And that stupid, fucking Hyde.
Wednesday still hadn't fully pinned down the logic of why she had let him live, but it certainly wasn't so he could be mastered by some suspicious old woman again. He should be on his own, finding his own answers, or at least finding a way to break the curse of the Master dynamic. She had even been prepared to use her family’s connections to help him—new identity, a fresh start, anything to get him out from under someone else’s thumb. Her grip tightened on the edge of the desk until her knuckles turned a ghostly white, her breath hitching with a sudden, sharp irritation she couldn't categorize.
Then her train of thought came to a sudden, jarring halt.
She realized that Enid and Tyler were exactly the same. They were both drifting, alone in their own distinct ways.
But Enid had a pack.
She had a family and friends who were currently tearing the world apart to find her. Enid has her.
Tyler had no one.
He had absolutely nothing.
He was a boy built on lies upon lies; a creature she may have spared, but ultimately left to his own ruins.

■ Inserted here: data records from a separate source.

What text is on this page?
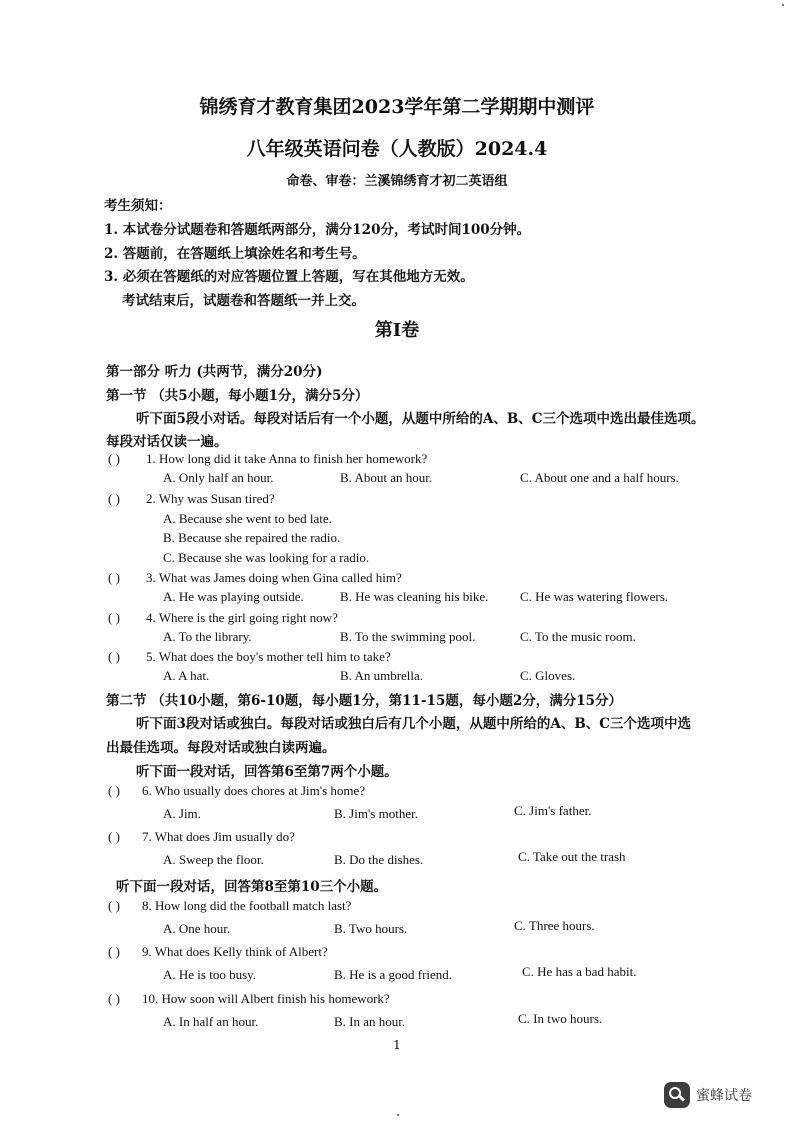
锦绣育才教育集团2023学年第二学期期中测评
八年级英语问卷（人教版）2024.4
命卷、审卷：兰溪锦绣育才初二英语组
考生须知：
1. 本试卷分试题卷和答题纸两部分，满分120分，考试时间100分钟。
2. 答题前，在答题纸上填涂姓名和考生号。
3. 必须在答题纸的对应答题位置上答题，写在其他地方无效。
考试结束后，试题卷和答题纸一并上交。
第I卷
第一部分 听力 (共两节，满分20分)
第一节 （共5小题，每小题1分，满分5分）
听下面5段小对话。每段对话后有一个小题，从题中所给的A、B、C三个选项中选出最佳选项。
每段对话仅读一遍。
( ) 1. How long did it take Anna to finish her homework?
A. Only half an hour.	B. About an hour.	C. About one and a half hours.
( ) 2. Why was Susan tired?
A. Because she went to bed late.
B. Because she repaired the radio.
C. Because she was looking for a radio.
( ) 3. What was James doing when Gina called him?
A. He was playing outside.	B. He was cleaning his bike. C. He was watering flowers.
( ) 4. Where is the girl going right now?
A. To the library.	B. To the swimming pool.	C. To the music room.
( ) 5. What does the boy's mother tell him to take?
A. A hat.	B. An umbrella.	C. Gloves.
第二节 （共10小题，第6-10题，每小题1分，第11-15题，每小题2分，满分15分）
听下面3段对话或独白。每段对话或独白后有几个小题，从题中所给的A、B、C三个选项中选
出最佳选项。每段对话或独白读两遍。
听下面一段对话，回答第6至第7两个小题。
( ) 6. Who usually does chores at Jim's home?
A. Jim.	B. Jim's mother.	C. Jim's father.
( ) 7. What does Jim usually do?
A. Sweep the floor.	B. Do the dishes.	C. Take out the trash
听下面一段对话，回答第8至第10三个小题。
( ) 8. How long did the football match last?
A. One hour.	B. Two hours.	C. Three hours.
( ) 9. What does Kelly think of Albert?
A. He is too busy.	B. He is a good friend.	C. He has a bad habit.
( ) 10. How soon will Albert finish his homework?
A. In half an hour.	B. In an hour.	C. In two hours.
1
蜜蜂试卷
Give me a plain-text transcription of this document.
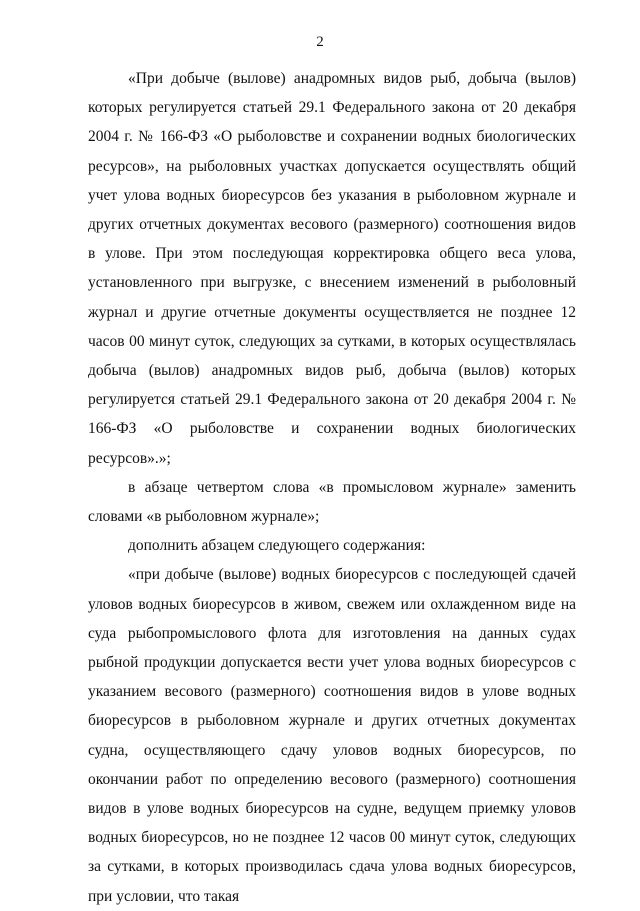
2

«При добыче (вылове) анадромных видов рыб, добыча (вылов) которых регулируется статьей 29.1 Федерального закона от 20 декабря 2004 г. № 166-ФЗ «О рыболовстве и сохранении водных биологических ресурсов», на рыболовных участках допускается осуществлять общий учет улова водных биоресурсов без указания в рыболовном журнале и других отчетных документах весового (размерного) соотношения видов в улове. При этом последующая корректировка общего веса улова, установленного при выгрузке, с внесением изменений в рыболовный журнал и другие отчетные документы осуществляется не позднее 12 часов 00 минут суток, следующих за сутками, в которых осуществлялась добыча (вылов) анадромных видов рыб, добыча (вылов) которых регулируется статьей 29.1 Федерального закона от 20 декабря 2004 г. № 166-ФЗ «О рыболовстве и сохранении водных биологических ресурсов».»;

в абзаце четвертом слова «в промысловом журнале» заменить словами «в рыболовном журнале»;

дополнить абзацем следующего содержания:

«при добыче (вылове) водных биоресурсов с последующей сдачей уловов водных биоресурсов в живом, свежем или охлажденном виде на суда рыбопромыслового флота для изготовления на данных судах рыбной продукции допускается вести учет улова водных биоресурсов с указанием весового (размерного) соотношения видов в улове водных биоресурсов в рыболовном журнале и других отчетных документах судна, осуществляющего сдачу уловов водных биоресурсов, по окончании работ по определению весового (размерного) соотношения видов в улове водных биоресурсов на судне, ведущем приемку уловов водных биоресурсов, но не позднее 12 часов 00 минут суток, следующих за сутками, в которых производилась сдача улова водных биоресурсов, при условии, что такая
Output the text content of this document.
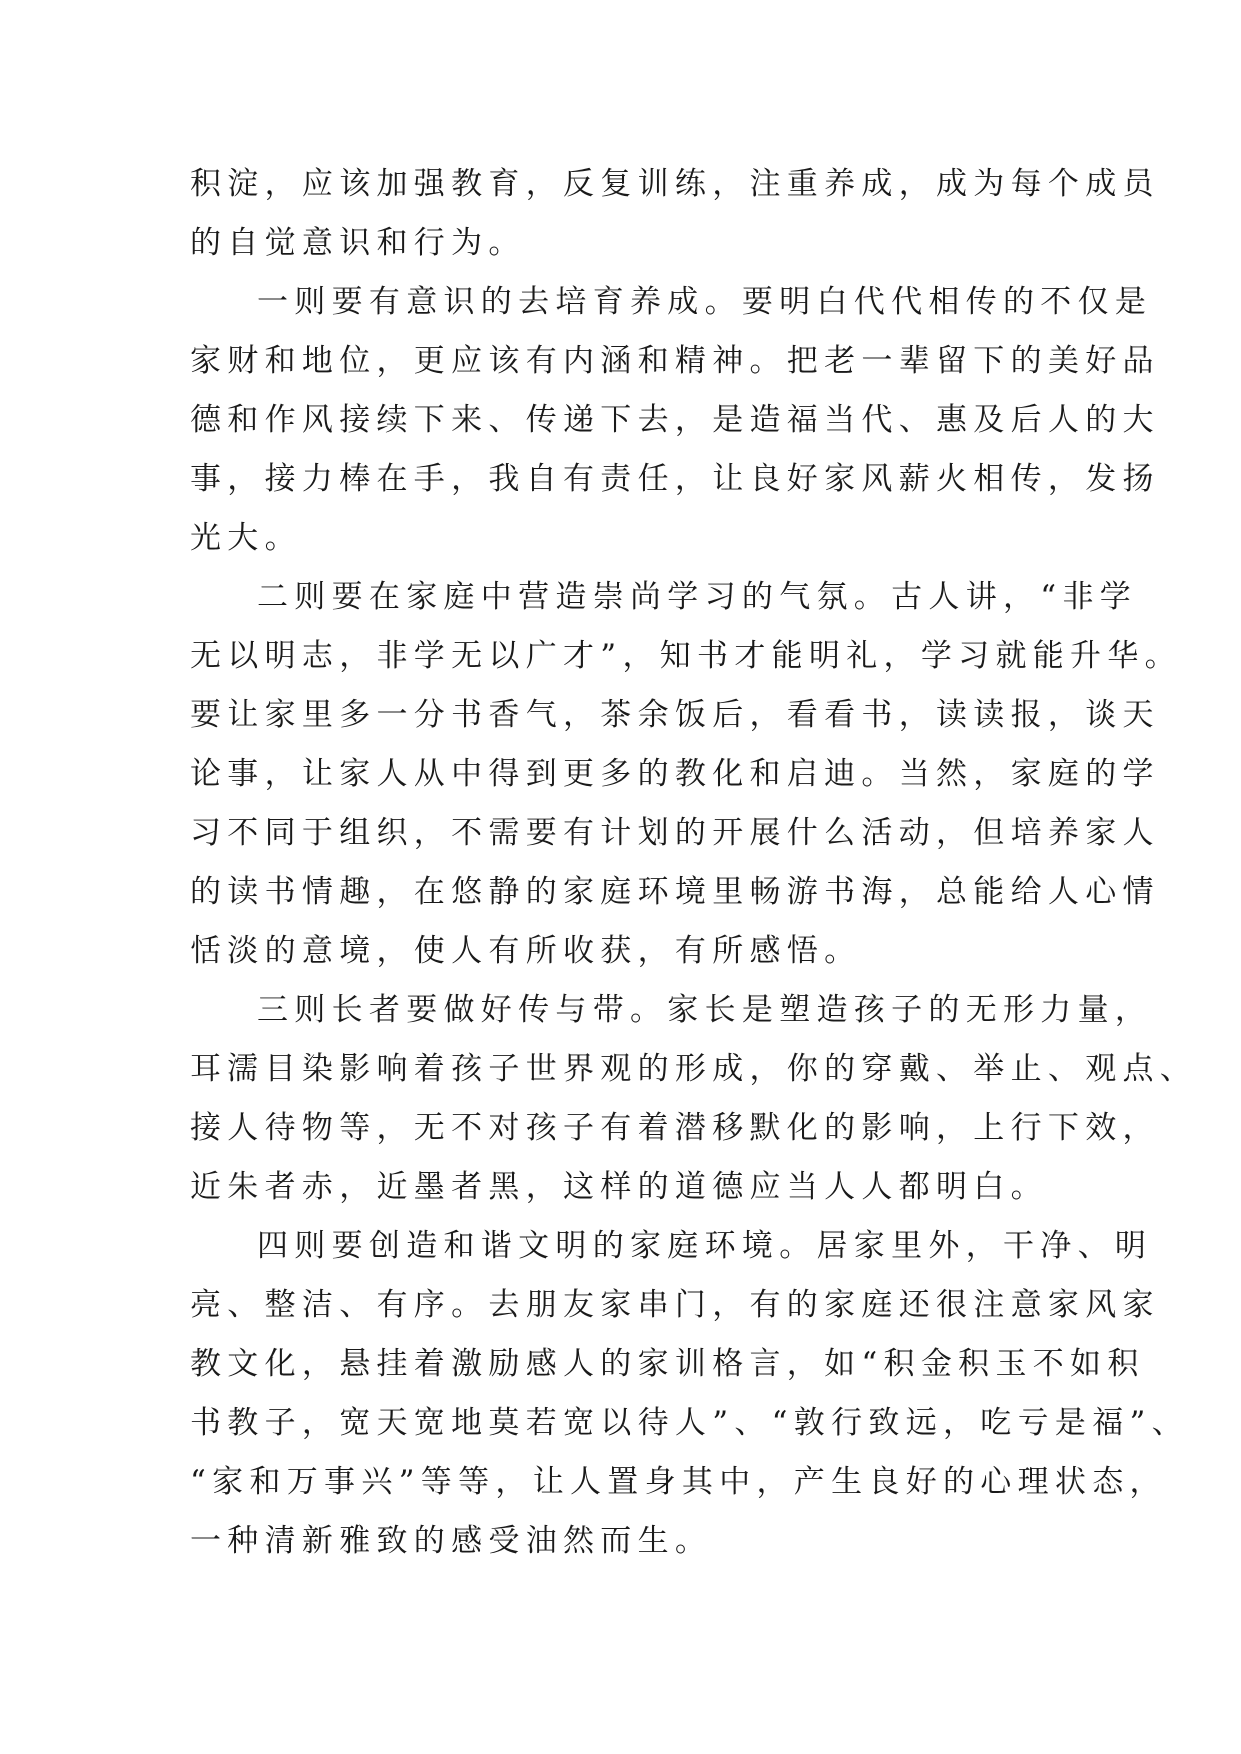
积淀，应该加强教育，反复训练，注重养成，成为每个成员
的自觉意识和行为。
一则要有意识的去培育养成。要明白代代相传的不仅是
家财和地位，更应该有内涵和精神。把老一辈留下的美好品
德和作风接续下来、传递下去，是造福当代、惠及后人的大
事，接力棒在手，我自有责任，让良好家风薪火相传，发扬
光大。
二则要在家庭中营造崇尚学习的气氛。古人讲，“非学
无以明志，非学无以广才”，知书才能明礼，学习就能升华。
要让家里多一分书香气，茶余饭后，看看书，读读报，谈天
论事，让家人从中得到更多的教化和启迪。当然，家庭的学
习不同于组织，不需要有计划的开展什么活动，但培养家人
的读书情趣，在悠静的家庭环境里畅游书海，总能给人心情
恬淡的意境，使人有所收获，有所感悟。
三则长者要做好传与带。家长是塑造孩子的无形力量，
耳濡目染影响着孩子世界观的形成，你的穿戴、举止、观点、
接人待物等，无不对孩子有着潜移默化的影响，上行下效，
近朱者赤，近墨者黑，这样的道德应当人人都明白。
四则要创造和谐文明的家庭环境。居家里外，干净、明
亮、整洁、有序。去朋友家串门，有的家庭还很注意家风家
教文化，悬挂着激励感人的家训格言，如“积金积玉不如积
书教子，宽天宽地莫若宽以待人”、“敦行致远，吃亏是福”、
“家和万事兴”等等，让人置身其中，产生良好的心理状态，
一种清新雅致的感受油然而生。
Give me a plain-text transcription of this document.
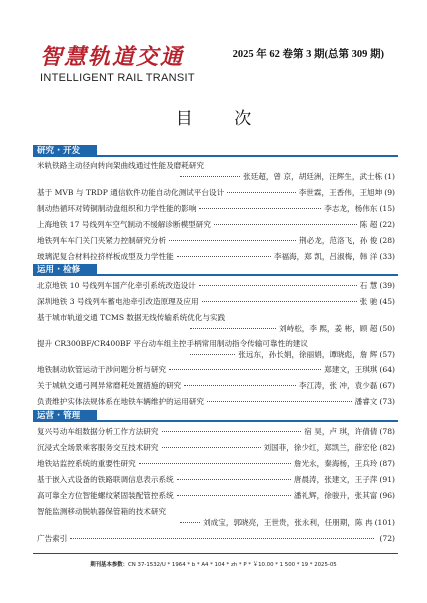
智慧轨道交通
INTELLIGENT RAIL TRANSIT
2025 年 62 卷第 3 期(总第 309 期)
目 次
研究 · 开发
米轨铁路主动径向转向架曲线通过性能及磨耗研究
张廷超，曾 京，胡廷洲，汪辉生，武士栋 (1)
基于 MVB 与 TRDP 通信软件功能自动化测试平台设计	李世霖，王香伟，王旭坤 (9)
制动热循环对铸铜制动盘组织和力学性能的影响	李志龙，杨伟东 (15)
上海地铁 17 号线列车空气制动不缓解诊断模型研究	陈 超 (22)
地铁列车车门关门夹紧力控制研究分析	荆必龙，范洛飞，孙 俊 (28)
玻璃泥复合材料拉挤样板成型及力学性能	李福海，郑 凯，吕淑梅，韩 洋 (33)
运用 · 检修
北京地铁 10 号线列车国产化牵引系统改造设计	石 慧 (39)
深圳地铁 3 号线列车蓄电池牵引改造原理及应用	张 驰 (45)
基于城市轨道交通 TCMS 数据无线传输系统优化与实践
刘峙松，李 熙，姜 彬，顾 超 (50)
提升 CR300BF/CR400BF 平台动车组主控手柄常用制动指令传输可靠性的建议
张远东，孙长娟，徐丽娟，谭晓彪，詹 辉 (57)
地铁制动软管运动干涉问题分析与研究	郑建文，王琪琪 (64)
关于城轨交通弓网异常磨耗处置措施的研究	李江涛，张 冲，袁少磊 (67)
负责维护实体法规体系在地铁车辆维护的运用研究	潘睿文 (73)
运营 · 管理
复兴号动车组数据分析工作方法研究	宿 昊，卢 琪，许倩倩 (78)
沉浸式全场景乘客服务交互技术研究	刘国菲，徐少红，郑凯兰，薛宏伦 (82)
地铁站监控系统的重要性研究	詹光永，秦海杨，王兵玲 (87)
基于嵌入式设备的铁路联调信息表示系统	唐晨涛，张建文，王子萍 (91)
高可靠全方位智能螺纹紧固装配管控系统	潘礼辉，徐骏升，张其富 (96)
智能监测移动脱轨器保管箱的技术研究
刘成宝，郭晓亮，王世贵，张永利，任朋期，陈 冉 (101)
广告索引	(72)
期刊基本参数：CN 37-1532/U * 1964 * b * A4 * 104 * zh * P * ￥10.00 * 1 500 * 19 * 2025-05
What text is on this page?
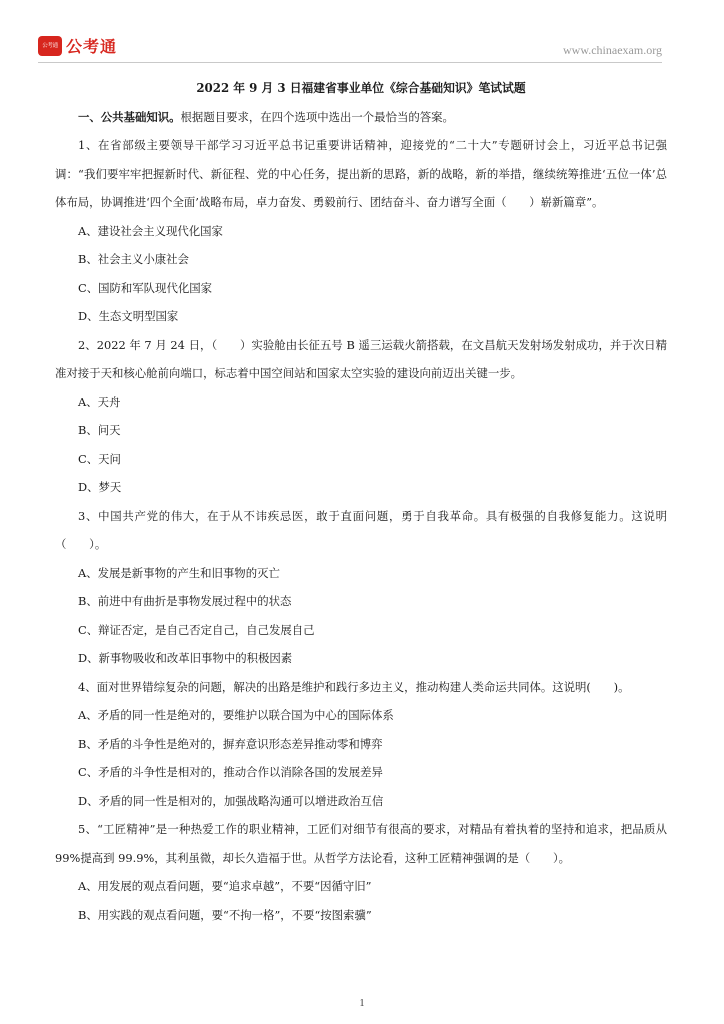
公考通 公考通	www.chinaexam.org

2022 年 9 月 3 日福建省事业单位《综合基础知识》笔试试题

一、公共基础知识。根据题目要求，在四个选项中选出一个最恰当的答案。

1、在省部级主要领导干部学习习近平总书记重要讲话精神，迎接党的“二十大”专题研讨会上，习近平总书记强调：“我们要牢牢把握新时代、新征程、党的中心任务，提出新的思路，新的战略，新的举措，继续统筹推进‘五位一体’总体布局，协调推进‘四个全面’战略布局，卓力奋发、勇毅前行、团结奋斗、奋力谱写全面（　　）崭新篇章”。

A、建设社会主义现代化国家

B、社会主义小康社会

C、国防和军队现代化国家

D、生态文明型国家

2、2022 年 7 月 24 日，（　　）实验舱由长征五号 B 遥三运载火箭搭载，在文昌航天发射场发射成功，并于次日精准对接于天和核心舱前向端口，标志着中国空间站和国家太空实验的建设向前迈出关键一步。

A、天舟

B、问天

C、天问

D、梦天

3、中国共产党的伟大，在于从不讳疾忌医，敢于直面问题，勇于自我革命。具有极强的自我修复能力。这说明（　　）。

A、发展是新事物的产生和旧事物的灭亡

B、前进中有曲折是事物发展过程中的状态

C、辩证否定，是自己否定自己，自己发展自己

D、新事物吸收和改革旧事物中的积极因素

4、面对世界错综复杂的问题，解决的出路是维护和践行多边主义，推动构建人类命运共同体。这说明(　　)。

A、矛盾的同一性是绝对的，要维护以联合国为中心的国际体系

B、矛盾的斗争性是绝对的，摒弃意识形态差异推动零和博弈

C、矛盾的斗争性是相对的，推动合作以消除各国的发展差异

D、矛盾的同一性是相对的，加强战略沟通可以增进政治互信

5、“工匠精神”是一种热爱工作的职业精神，工匠们对细节有很高的要求，对精品有着执着的坚持和追求，把品质从 99%提高到 99.9%，其利虽微，却长久造福于世。从哲学方法论看，这种工匠精神强调的是（　　）。

A、用发展的观点看问题，要“追求卓越”，不要“因循守旧”

B、用实践的观点看问题，要“不拘一格”，不要“按图索骥”

1
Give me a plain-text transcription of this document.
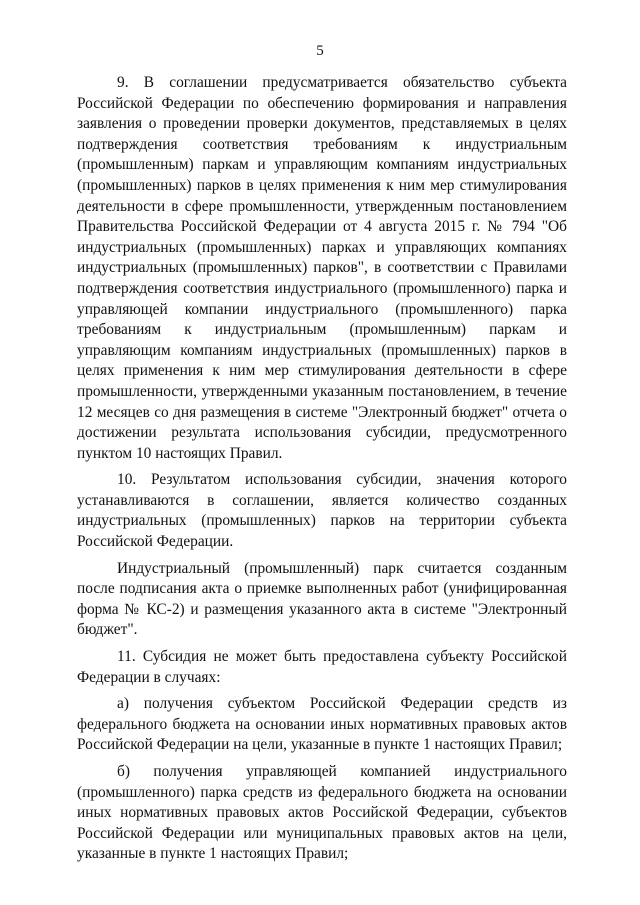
5

9. В соглашении предусматривается обязательство субъекта Российской Федерации по обеспечению формирования и направления заявления о проведении проверки документов, представляемых в целях подтверждения соответствия требованиям к индустриальным (промышленным) паркам и управляющим компаниям индустриальных (промышленных) парков в целях применения к ним мер стимулирования деятельности в сфере промышленности, утвержденным постановлением Правительства Российской Федерации от 4 августа 2015 г. № 794 "Об индустриальных (промышленных) парках и управляющих компаниях индустриальных (промышленных) парков", в соответствии с Правилами подтверждения соответствия индустриального (промышленного) парка и управляющей компании индустриального (промышленного) парка требованиям к индустриальным (промышленным) паркам и управляющим компаниям индустриальных (промышленных) парков в целях применения к ним мер стимулирования деятельности в сфере промышленности, утвержденными указанным постановлением, в течение 12 месяцев со дня размещения в системе "Электронный бюджет" отчета о достижении результата использования субсидии, предусмотренного пунктом 10 настоящих Правил.

10. Результатом использования субсидии, значения которого устанавливаются в соглашении, является количество созданных индустриальных (промышленных) парков на территории субъекта Российской Федерации.

Индустриальный (промышленный) парк считается созданным после подписания акта о приемке выполненных работ (унифицированная форма № КС-2) и размещения указанного акта в системе "Электронный бюджет".

11. Субсидия не может быть предоставлена субъекту Российской Федерации в случаях:

а) получения субъектом Российской Федерации средств из федерального бюджета на основании иных нормативных правовых актов Российской Федерации на цели, указанные в пункте 1 настоящих Правил;

б) получения управляющей компанией индустриального (промышленного) парка средств из федерального бюджета на основании иных нормативных правовых актов Российской Федерации, субъектов Российской Федерации или муниципальных правовых актов на цели, указанные в пункте 1 настоящих Правил;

“Wednesday?” Agnes’s voice broke through the silence, sharp with concern. “Don’t worry, I’m finding out why she took Tyler with her. Hopefully, they won't interfere with the situation with Enid,” Agnes added, her tone turning decisive.
Wednesday finally drew a breath, the air hitting her lungs like a cold weight. She closed her eyes for a heartbeat, and when she opened them, the conflict had been replaced by a singular, sharp resolve.
“I will deal with them myself,” Wednesday said. “The Sinclair family can handle the manual labor of the search. If Isadora has the answers to Enid’s case, I will extract them from her myself.”
She paused, her gaze fixing on the dark, jagged lines of the maps spread before her.
“And if Tyler becomes a threat again, I will not make the same mistake of letting him live.”
Wednesday did not expect the sight that greeted her when she finally tracked Capri’s coordinates. It wasn't a hideout; it was a refuge—a sprawling, hidden camp populated entirely by Hydes.
The observation didn't last long. She was intercepted by a guard, blindsided by a blow that sent her spiraling back into consciousness only when she felt the rough bite of rope against her wrists. They had dragged her into a central hall, bound and masked by a fabric blindfold, though she noted with a mental sneer that the knots were amateur—the work of someone who understood brute strength but lacked the discipline of a true executioner.
The sharp, rhythmic click of heels echoed against the stone floor. It was a familiar cadence, one she had memorized in the music room of Nevermore.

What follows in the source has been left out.